There was no revelation, no sudden weird flashes in my head. It was just Dark Score, first in my mouth and then in my stomach. I swam out to the float, climbed the three-rung ladder on the side, and flopped on the hot boards, feeling suddenly very glad I had come. In spite of everything.

Tomorrow I would start putting together some sort of life down here… trying to, anyway. For now it was enough to be lying with my head in the crook of one arm, on the verge of a doze, confident that the day’s adventures were over. As it happened, that was not quite true.

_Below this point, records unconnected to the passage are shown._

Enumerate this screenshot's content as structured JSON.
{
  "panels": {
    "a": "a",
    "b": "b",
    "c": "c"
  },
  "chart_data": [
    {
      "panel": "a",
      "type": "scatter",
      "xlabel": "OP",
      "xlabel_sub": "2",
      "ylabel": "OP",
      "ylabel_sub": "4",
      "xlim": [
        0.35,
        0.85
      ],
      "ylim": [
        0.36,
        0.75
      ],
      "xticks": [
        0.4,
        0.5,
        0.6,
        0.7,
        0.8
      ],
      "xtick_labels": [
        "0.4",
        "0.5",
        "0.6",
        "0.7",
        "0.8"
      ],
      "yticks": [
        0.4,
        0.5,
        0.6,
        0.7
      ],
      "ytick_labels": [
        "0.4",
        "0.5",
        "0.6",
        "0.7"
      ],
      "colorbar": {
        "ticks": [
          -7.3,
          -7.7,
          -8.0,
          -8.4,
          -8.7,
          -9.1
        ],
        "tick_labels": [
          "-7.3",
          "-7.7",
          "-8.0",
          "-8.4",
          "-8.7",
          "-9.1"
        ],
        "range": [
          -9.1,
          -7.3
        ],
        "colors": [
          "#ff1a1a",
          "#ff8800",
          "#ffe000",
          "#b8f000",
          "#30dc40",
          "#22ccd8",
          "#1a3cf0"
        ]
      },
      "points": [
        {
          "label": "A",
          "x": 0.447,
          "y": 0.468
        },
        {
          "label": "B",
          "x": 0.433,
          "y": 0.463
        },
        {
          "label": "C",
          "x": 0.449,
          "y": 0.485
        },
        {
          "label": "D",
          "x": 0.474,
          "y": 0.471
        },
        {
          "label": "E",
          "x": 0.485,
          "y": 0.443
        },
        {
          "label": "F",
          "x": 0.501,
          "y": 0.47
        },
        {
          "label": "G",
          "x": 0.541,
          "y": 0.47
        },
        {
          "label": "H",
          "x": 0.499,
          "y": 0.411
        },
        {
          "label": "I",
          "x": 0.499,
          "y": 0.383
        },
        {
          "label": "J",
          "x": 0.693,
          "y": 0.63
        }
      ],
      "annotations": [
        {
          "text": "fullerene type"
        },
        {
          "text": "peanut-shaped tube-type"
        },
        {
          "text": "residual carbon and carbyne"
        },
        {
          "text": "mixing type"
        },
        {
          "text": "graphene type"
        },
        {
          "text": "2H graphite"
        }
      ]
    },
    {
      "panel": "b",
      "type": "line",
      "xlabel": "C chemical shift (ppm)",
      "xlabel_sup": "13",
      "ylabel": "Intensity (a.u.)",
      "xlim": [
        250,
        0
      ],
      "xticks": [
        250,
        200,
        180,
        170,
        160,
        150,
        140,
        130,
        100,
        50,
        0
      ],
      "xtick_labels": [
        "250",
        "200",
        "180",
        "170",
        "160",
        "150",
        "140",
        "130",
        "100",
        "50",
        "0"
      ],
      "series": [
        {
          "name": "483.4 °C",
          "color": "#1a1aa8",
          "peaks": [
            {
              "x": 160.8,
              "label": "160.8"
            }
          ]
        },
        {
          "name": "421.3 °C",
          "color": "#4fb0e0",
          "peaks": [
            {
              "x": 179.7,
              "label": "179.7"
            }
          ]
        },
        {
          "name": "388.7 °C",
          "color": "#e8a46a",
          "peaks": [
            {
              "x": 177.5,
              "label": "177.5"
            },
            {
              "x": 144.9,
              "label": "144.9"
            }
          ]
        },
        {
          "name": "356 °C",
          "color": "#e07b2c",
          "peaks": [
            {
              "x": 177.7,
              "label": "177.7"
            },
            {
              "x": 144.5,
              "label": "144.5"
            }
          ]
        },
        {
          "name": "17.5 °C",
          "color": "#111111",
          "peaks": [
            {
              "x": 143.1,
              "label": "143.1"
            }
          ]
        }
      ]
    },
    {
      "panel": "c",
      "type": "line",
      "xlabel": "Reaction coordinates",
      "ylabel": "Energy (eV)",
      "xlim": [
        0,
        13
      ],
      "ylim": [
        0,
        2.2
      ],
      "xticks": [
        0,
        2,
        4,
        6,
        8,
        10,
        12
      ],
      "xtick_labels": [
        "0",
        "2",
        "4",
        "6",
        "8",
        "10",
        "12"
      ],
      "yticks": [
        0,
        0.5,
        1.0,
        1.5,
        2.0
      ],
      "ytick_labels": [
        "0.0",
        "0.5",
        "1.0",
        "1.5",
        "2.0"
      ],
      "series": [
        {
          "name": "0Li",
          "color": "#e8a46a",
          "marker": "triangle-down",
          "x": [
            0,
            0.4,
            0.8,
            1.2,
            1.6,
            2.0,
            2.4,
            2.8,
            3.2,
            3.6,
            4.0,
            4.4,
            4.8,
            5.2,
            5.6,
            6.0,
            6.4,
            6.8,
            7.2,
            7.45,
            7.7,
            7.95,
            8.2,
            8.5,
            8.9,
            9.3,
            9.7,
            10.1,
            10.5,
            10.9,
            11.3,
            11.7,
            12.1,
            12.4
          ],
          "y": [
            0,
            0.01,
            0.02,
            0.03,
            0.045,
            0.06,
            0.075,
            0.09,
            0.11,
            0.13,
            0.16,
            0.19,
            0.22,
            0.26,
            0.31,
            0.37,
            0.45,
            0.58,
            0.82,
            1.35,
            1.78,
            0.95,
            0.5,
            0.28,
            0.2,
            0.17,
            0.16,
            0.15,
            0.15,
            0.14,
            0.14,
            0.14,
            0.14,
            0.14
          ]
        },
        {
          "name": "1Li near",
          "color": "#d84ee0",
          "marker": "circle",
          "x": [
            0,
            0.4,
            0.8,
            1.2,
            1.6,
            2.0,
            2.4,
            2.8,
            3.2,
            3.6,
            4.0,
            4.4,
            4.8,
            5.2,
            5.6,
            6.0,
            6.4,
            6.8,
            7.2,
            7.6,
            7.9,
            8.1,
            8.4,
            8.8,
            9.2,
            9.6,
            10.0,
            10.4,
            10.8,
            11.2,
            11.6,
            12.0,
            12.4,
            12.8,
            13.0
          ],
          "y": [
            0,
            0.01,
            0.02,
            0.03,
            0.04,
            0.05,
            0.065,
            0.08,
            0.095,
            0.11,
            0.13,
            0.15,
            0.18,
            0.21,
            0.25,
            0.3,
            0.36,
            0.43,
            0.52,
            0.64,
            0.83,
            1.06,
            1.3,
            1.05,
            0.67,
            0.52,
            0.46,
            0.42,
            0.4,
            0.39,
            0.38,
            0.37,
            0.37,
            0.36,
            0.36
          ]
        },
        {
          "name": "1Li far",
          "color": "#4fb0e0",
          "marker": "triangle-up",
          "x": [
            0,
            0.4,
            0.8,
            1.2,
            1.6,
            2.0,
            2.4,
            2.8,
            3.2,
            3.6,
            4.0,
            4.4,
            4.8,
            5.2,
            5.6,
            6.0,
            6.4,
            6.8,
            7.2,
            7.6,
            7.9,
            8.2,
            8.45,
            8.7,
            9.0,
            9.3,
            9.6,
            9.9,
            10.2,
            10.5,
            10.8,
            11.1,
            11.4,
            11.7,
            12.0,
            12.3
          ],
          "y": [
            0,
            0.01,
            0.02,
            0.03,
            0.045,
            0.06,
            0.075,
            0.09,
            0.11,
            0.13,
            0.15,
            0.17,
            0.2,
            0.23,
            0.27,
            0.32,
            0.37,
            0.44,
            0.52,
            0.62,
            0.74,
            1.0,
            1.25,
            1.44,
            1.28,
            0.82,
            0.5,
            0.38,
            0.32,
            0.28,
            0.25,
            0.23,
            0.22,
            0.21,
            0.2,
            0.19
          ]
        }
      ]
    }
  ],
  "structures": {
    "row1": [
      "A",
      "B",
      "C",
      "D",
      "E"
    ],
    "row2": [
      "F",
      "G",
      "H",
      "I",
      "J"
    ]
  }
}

During our first summer on the TR, Jo and I discovered it was possible to see the Castle Rock fireworks show from the deck overlooking the lake. I remembered this just as it was drawing down toward dark, and thought that this year I would spend that time in the living room, watching a movie on the video player. Reliving all the Fourth of July twilights we had spent out there, drinking beer and laughing as the big ones went off, would be a bad idea. I was lonely enough without that, lonely in a way of which I had not been conscious in Derry. Then I wondered what I had come down here for, if not to finally face Johanna’s memory—all of it—and put it to loving rest. Certainly the possibility of writing again had never seemed more distant than it did that night.

There was no beer—I’d forgotten to get a sixpack either at the General Store or at the Village Cafe—but there was soda, courtesy of Brenda Meserve. I got a can of Pepsi and settled in to watch the lightshow, hoping it wouldn’t hurt too much. Hoping, I supposed, that I wouldn’t cry.